Quand une famille se cotise pour financer un biographe

Pour l’occasion, toute la famille s’est donc cotisée pour offrir à ce couple les services d’une biographe qui, régulièrement, vient chez eux recueillir leurs confidences. Guy a lu les premières pages du livre . Et c’est assez émouvant. Mon père, par exemple, y raconte ses souvenirs d’enfant. Son grand-père, un paysan comme lui, partait chaque matin aux champs avec ses chevaux et, dans son sac, son oignon, son quignon de pain et son litre de vin rouge. »

Les biographes, des profils variés et des expertises complémentaires

Les Compagnons biographes comptent une quarantaine de membres. « Nous venons d’horizons très divers. Certains sont scénaristes, romanciers ou professeurs de lettres. Pour ma part, j’ai travaillé dans le marketing et la communication », explique Jacqueline Meyer, biographe depuis cinq ans.

 

Un marché en croissance mais peu structuré

Ce marché de la biographie privée est en plein essor, mais très « hétérogène et relativement peu structuré », selon Samuel Guillemot qui, en 2010, a soutenu une thèse de sciences de gestion sur ce sujet à l’Université de Bretagne occidentale à Brest. « Il existe à ce jour plus de 500 biographes officiellement installés en France et sans doute pratiquement autant de non officiels », souligne l’auteur de cette thèse, aujourd’hui enseignant-chercheur. Certaines maisons d’édition proposent aussi leurs services pour rédiger des biographies privées. C’est le cas, par exemple, de Bayard Éditions, filiale du groupe Bayard (éditeur de La Croix).

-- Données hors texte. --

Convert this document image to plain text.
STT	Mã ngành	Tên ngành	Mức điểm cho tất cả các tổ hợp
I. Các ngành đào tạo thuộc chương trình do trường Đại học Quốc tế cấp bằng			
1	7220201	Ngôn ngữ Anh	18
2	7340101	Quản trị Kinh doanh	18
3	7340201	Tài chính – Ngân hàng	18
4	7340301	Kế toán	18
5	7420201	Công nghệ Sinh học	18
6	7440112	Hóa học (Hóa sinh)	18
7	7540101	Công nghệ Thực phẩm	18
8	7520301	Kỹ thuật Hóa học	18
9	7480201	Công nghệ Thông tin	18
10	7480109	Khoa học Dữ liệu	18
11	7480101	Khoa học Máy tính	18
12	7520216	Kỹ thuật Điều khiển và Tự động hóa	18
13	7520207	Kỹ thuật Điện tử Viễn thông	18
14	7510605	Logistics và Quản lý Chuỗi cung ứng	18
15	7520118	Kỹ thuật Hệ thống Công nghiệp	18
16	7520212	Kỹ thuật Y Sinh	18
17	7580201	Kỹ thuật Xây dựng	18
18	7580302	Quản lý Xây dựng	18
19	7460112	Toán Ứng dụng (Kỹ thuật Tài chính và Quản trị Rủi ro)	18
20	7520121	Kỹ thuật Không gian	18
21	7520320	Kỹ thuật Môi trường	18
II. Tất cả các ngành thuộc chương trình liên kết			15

Mais la plupart de ces biographes privés travaillent pour leur propre compte, avec des tarifs qui dépendent du travail fourni. « En moyenne, il faut compter entre 2500 et 3000 €. Pour cette somme, le biographe réalise entre 12 et 15 heures d’entretien. Puis il retranscrit et écrit le livre qui est imprimé entre 10 et 50 exemplaires », souligne Jacqueline Meyer.

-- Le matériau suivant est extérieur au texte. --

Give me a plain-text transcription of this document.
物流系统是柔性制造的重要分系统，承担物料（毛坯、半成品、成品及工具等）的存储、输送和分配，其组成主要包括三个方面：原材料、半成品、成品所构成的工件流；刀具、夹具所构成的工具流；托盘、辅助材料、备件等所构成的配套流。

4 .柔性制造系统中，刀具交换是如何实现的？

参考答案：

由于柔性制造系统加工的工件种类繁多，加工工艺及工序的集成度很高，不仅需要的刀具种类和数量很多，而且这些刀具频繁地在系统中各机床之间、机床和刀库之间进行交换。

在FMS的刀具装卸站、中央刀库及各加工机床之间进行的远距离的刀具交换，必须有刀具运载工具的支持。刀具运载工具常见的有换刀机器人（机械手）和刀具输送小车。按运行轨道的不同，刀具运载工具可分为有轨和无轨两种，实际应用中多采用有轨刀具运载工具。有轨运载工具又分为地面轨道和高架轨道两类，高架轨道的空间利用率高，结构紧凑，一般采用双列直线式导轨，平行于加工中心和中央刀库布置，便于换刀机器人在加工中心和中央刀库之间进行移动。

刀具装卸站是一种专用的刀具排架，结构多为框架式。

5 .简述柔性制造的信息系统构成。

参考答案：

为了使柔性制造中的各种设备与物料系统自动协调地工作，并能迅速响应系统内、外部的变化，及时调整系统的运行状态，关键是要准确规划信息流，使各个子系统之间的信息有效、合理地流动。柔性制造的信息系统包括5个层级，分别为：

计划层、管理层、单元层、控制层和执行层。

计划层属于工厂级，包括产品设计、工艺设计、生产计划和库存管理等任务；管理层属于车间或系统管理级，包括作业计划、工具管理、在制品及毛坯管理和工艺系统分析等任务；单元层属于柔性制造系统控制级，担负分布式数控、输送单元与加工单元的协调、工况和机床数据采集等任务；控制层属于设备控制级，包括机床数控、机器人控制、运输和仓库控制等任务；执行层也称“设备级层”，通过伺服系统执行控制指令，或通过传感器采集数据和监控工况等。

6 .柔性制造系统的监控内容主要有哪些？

Attention aussi aux plumes peu honnêtes et plus intéressées par l’argent qu’autre chose

Mais dans sa thèse, Samuel Guillemot invite toutefois à la prudence. « Le marché ne s’est pas encore assaini et on trouve vraiment de tout », écrit-il, en soulignant que certains forfaits peuvent aller jusqu’à 8000 €.

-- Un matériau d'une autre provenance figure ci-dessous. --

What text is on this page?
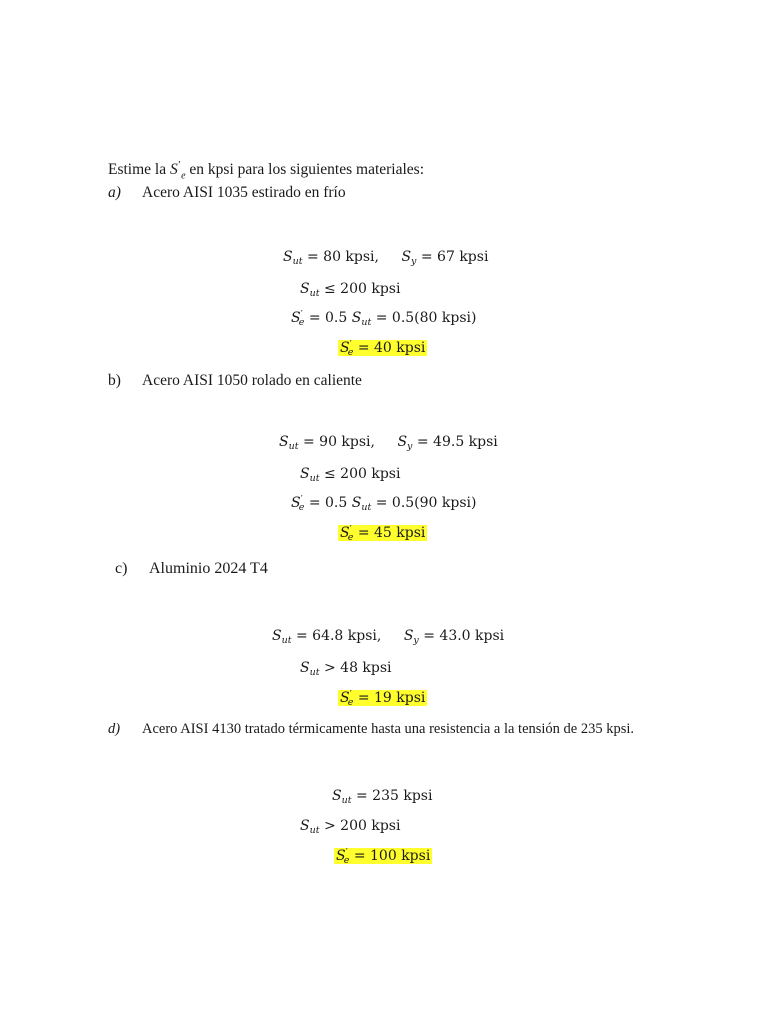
Estime la $S^’_e$ en kpsi para los siguientes materiales:
a) Acero AISI 1035 estirado en frío
$S_{ut} = 80$ kpsi, $S_y = 67$ kpsi
$S_{ut} \le 200$ kpsi
$S'_e = 0.5$ $S_{ut} = 0.5(80$ kpsi)
$S'_e = 40$ kpsi
b) Acero AISI 1050 rolado en caliente
$S_{ut} = 90$ kpsi, $S_y = 49.5$ kpsi
$S_{ut} \le 200$ kpsi
$S'_e = 0.5$ $S_{ut} = 0.5(90$ kpsi)
$S'_e = 45$ kpsi
c) Aluminio 2024 T4
$S_{ut} = 64.8$ kpsi, $S_y = 43.0$ kpsi
$S_{ut} > 48$ kpsi
$S'_e = 19$ kpsi
d) Acero AISI 4130 tratado térmicamente hasta una resistencia a la tensión de 235 kpsi.
$S_{ut} = 235$ kpsi
$S_{ut} > 200$ kpsi
$S'_e = 100$ kpsi
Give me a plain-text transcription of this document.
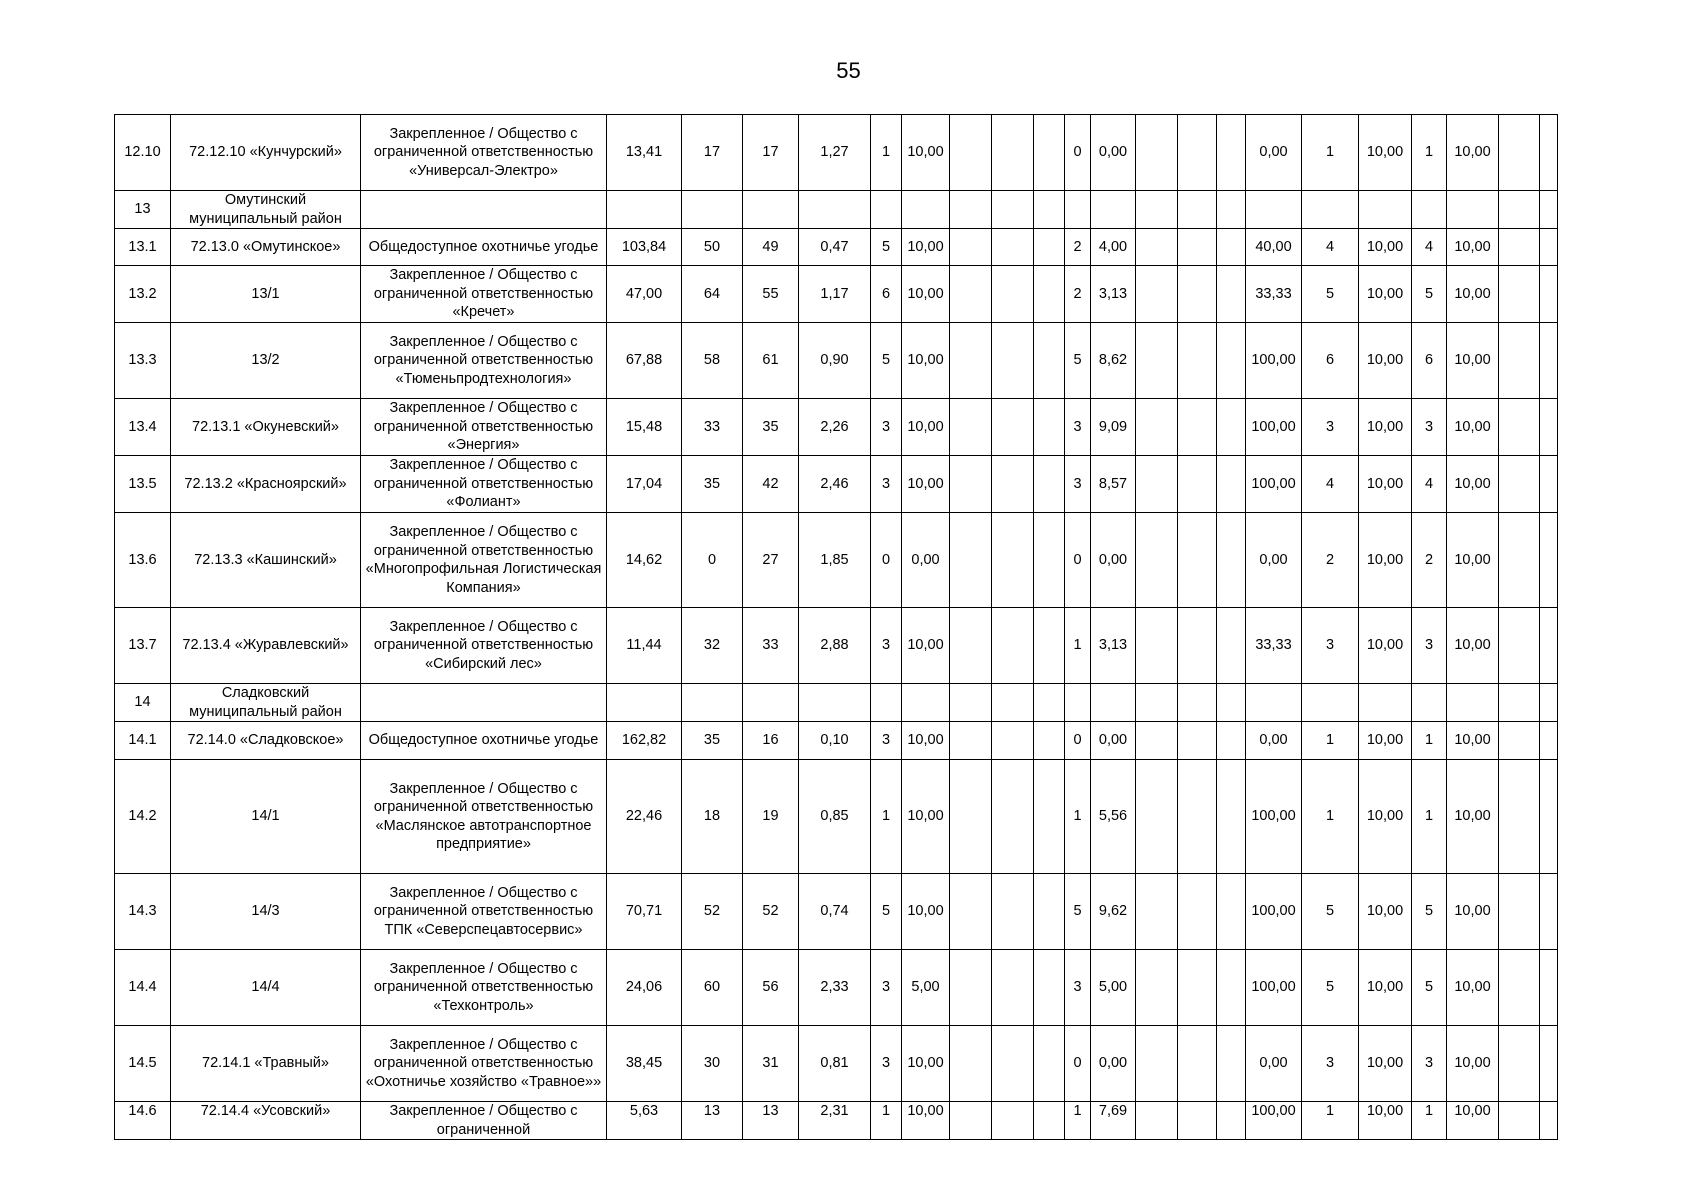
55
12.10	72.12.10 «Кунчурский»	Закрепленное / Общество с ограниченной ответственностью «Универсал-Электро»	13,41	17	17	1,27	1	10,00				0	0,00				0,00	1	10,00	1	10,00		
13	Омутинский муниципальный район																						
13.1	72.13.0 «Омутинское»	Общедоступное охотничье угодье	103,84	50	49	0,47	5	10,00				2	4,00				40,00	4	10,00	4	10,00		
13.2	13/1	Закрепленное / Общество с ограниченной ответственностью «Кречет»	47,00	64	55	1,17	6	10,00				2	3,13				33,33	5	10,00	5	10,00		
13.3	13/2	Закрепленное / Общество с ограниченной ответственностью «Тюменьпродтехнология»	67,88	58	61	0,90	5	10,00				5	8,62				100,00	6	10,00	6	10,00		
13.4	72.13.1 «Окуневский»	Закрепленное / Общество с ограниченной ответственностью «Энергия»	15,48	33	35	2,26	3	10,00				3	9,09				100,00	3	10,00	3	10,00		
13.5	72.13.2 «Красноярский»	Закрепленное / Общество с ограниченной ответственностью «Фолиант»	17,04	35	42	2,46	3	10,00				3	8,57				100,00	4	10,00	4	10,00		
13.6	72.13.3 «Кашинский»	Закрепленное / Общество с ограниченной ответственностью «Многопрофильная Логистическая Компания»	14,62	0	27	1,85	0	0,00				0	0,00				0,00	2	10,00	2	10,00		
13.7	72.13.4 «Журавлевский»	Закрепленное / Общество с ограниченной ответственностью «Сибирский лес»	11,44	32	33	2,88	3	10,00				1	3,13				33,33	3	10,00	3	10,00		
14	Сладковский муниципальный район																						
14.1	72.14.0 «Сладковское»	Общедоступное охотничье угодье	162,82	35	16	0,10	3	10,00				0	0,00				0,00	1	10,00	1	10,00		
14.2	14/1	Закрепленное / Общество с ограниченной ответственностью «Маслянское автотранспортное предприятие»	22,46	18	19	0,85	1	10,00				1	5,56				100,00	1	10,00	1	10,00		
14.3	14/3	Закрепленное / Общество с ограниченной ответственностью ТПК «Северспецавтосервис»	70,71	52	52	0,74	5	10,00				5	9,62				100,00	5	10,00	5	10,00		
14.4	14/4	Закрепленное / Общество с ограниченной ответственностью «Техконтроль»	24,06	60	56	2,33	3	5,00				3	5,00				100,00	5	10,00	5	10,00		
14.5	72.14.1 «Травный»	Закрепленное / Общество с ограниченной ответственностью «Охотничье хозяйство «Травное»»	38,45	30	31	0,81	3	10,00				0	0,00				0,00	3	10,00	3	10,00		
14.6	72.14.4 «Усовский»	Закрепленное / Общество с ограниченной	5,63	13	13	2,31	1	10,00				1	7,69				100,00	1	10,00	1	10,00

Des motivations diverses : égocentrisme, besoin de capitaliser et de partager sur un passé disparu

Qu’est-ce qui incite à payer de telles sommes pour voir ses souvenirs couchés sur le papier? « Les motivations sont diverses. Il y a parfois, bien sûr, une dimension narcissique. Le livre est l’occasion de raconter une vie que l’on juge unique et bien remplie », explique Samuel Guillemot. Dans ce cas, le livre n’est pas seulement distribué à l’entourage familial. « J’ai rencontré une personne qui avait donné le livre au vétérinaire qui soignait son chien en me disant: “Je le vois souvent mais, en fait, il ne me connaît pas vraiment.” »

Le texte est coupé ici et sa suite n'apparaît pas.